To be clear, substantial viewpoint diversity is often a virtue in an academic institution, at least when the varying viewpoints reflect the diversity of views among knowledgeable people in a field. An economics department can benefit from interchange among and opportunities for students to study with neoclassicists, Keynesians, and monetarists. Methodological diversity is also valuable. Most good law school faculties include doctrinalists, legal historians, empiricists, philosophers, economists, critical theorists, and more.

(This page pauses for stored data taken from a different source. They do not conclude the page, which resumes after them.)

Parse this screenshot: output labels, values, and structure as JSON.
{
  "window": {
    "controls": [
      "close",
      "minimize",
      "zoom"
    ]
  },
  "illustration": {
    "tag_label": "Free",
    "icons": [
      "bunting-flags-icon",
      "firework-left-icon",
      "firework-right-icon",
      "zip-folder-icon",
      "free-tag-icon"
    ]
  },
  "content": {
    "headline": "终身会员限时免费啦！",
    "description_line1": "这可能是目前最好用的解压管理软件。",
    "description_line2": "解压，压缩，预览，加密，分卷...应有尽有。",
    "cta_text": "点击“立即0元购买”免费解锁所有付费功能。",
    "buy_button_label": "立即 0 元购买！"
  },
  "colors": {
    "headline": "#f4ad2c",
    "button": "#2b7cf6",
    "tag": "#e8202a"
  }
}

However, that doesn’t mean that all forms of viewpoint diversity are equally valuable or even valuable at all. The creationism example makes that clear for the natural sciences, but the observation also holds true in the humanities, the social sciences, and professional schools. Is a philosophy department sufficiently diverse if it numbers among its moral philosophers utilitarians, deontologists, and skeptics but no Aristotelians who believe that some people are rightly born to be enslaved? Must a political science department appoint people whose work asserts that the 2020 Presidential election was stolen, even if they offer no credible evidence for that view? Should a medical school be required to diversify its faculty by adding anti-vaxxers?

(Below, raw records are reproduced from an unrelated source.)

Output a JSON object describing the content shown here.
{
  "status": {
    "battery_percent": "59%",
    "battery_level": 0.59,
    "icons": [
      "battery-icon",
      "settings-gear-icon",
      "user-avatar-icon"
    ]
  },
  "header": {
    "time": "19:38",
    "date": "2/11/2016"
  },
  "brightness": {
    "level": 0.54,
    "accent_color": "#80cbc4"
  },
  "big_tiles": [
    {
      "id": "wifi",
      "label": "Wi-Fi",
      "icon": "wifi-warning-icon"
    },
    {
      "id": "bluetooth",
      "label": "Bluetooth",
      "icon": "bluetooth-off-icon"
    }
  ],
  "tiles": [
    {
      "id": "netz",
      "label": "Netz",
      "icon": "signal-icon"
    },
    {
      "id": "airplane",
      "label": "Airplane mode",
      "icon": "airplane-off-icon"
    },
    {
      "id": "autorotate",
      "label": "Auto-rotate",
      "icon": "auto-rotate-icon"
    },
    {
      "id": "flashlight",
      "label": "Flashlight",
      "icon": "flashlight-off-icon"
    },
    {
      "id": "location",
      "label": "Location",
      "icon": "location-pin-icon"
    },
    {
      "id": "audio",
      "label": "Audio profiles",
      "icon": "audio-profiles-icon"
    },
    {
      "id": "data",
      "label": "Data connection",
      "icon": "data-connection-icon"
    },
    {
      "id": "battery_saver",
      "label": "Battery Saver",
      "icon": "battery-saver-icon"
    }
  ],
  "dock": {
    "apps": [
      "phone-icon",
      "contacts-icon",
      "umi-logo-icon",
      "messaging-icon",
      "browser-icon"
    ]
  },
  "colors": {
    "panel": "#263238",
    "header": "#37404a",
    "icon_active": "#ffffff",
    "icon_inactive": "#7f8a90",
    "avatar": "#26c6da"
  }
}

Those and countless other examples that could be marshaled illustrate the proposition that–as Yale Law Professor and former Dean Robert Post has argued at much greater length–academic freedom properly exists within disciplinary boundaries defined by people with relevant expertise. The point is not that experts always know best or that the conventional wisdom is always correct. On the contrary, disciplinary assumptions should always be open to challenge through evidence and argument. But not all evidence and not all arguments are equal–and thus neither are all viewpoints.

Moreover, it should be open to an academic institution to build on its strength. The University of Chicago economics department in the 1970s and 1980s grew its reputation by favoring libertarian-leaning neoclassicists. The Yale English Department became a center of deconstructionism in the same period. In my own field of law, the George Mason University Antonin Scalia Law School and the University of San Diego Law School have made constitutional originalism a focus of their faculty and programs. Whatever one thinks of any of these particular orientations, they reflect legitimate choices that create cross-fertilization of ideas among like-minded scholars and special opportunities for students who wish to study from a particular viewpoint or methodology. Specialization of this sort contributes to what Yale Law Dean Heather Gerken has aptly called “second-order diversity,” which is itself valuable and, in any event, should be a matter of institutional self-direction.

Meanwhile, the same Trump administration demand letter that, in the name of diversity, would impose on Harvard an affirmative action program for under-represented viewpoints–surely intended to mean conservative ones–also demands that Harvard “shutter all diversity, equity, and inclusion (DEI) programs, offices, committees, positions, and initiatives.” The letter thus reveals its own lawlessness. Recipients of federal funds like Harvard have implemented DEI programs in part to satisfy their obligations under Title VI of the 1964 Civil Rights Act. Yet the Trump administration demands that such programs–which it is charged with enforcing–be shut down and a new one wholly outside its jurisdiction and in no way responsive to any illegal conduct be erected in its place.

Harvard was right to reject the Trump administration’s unlawful and unreasonable demands. Other universities in the administration’s crosshairs should take inspiration from its leadership.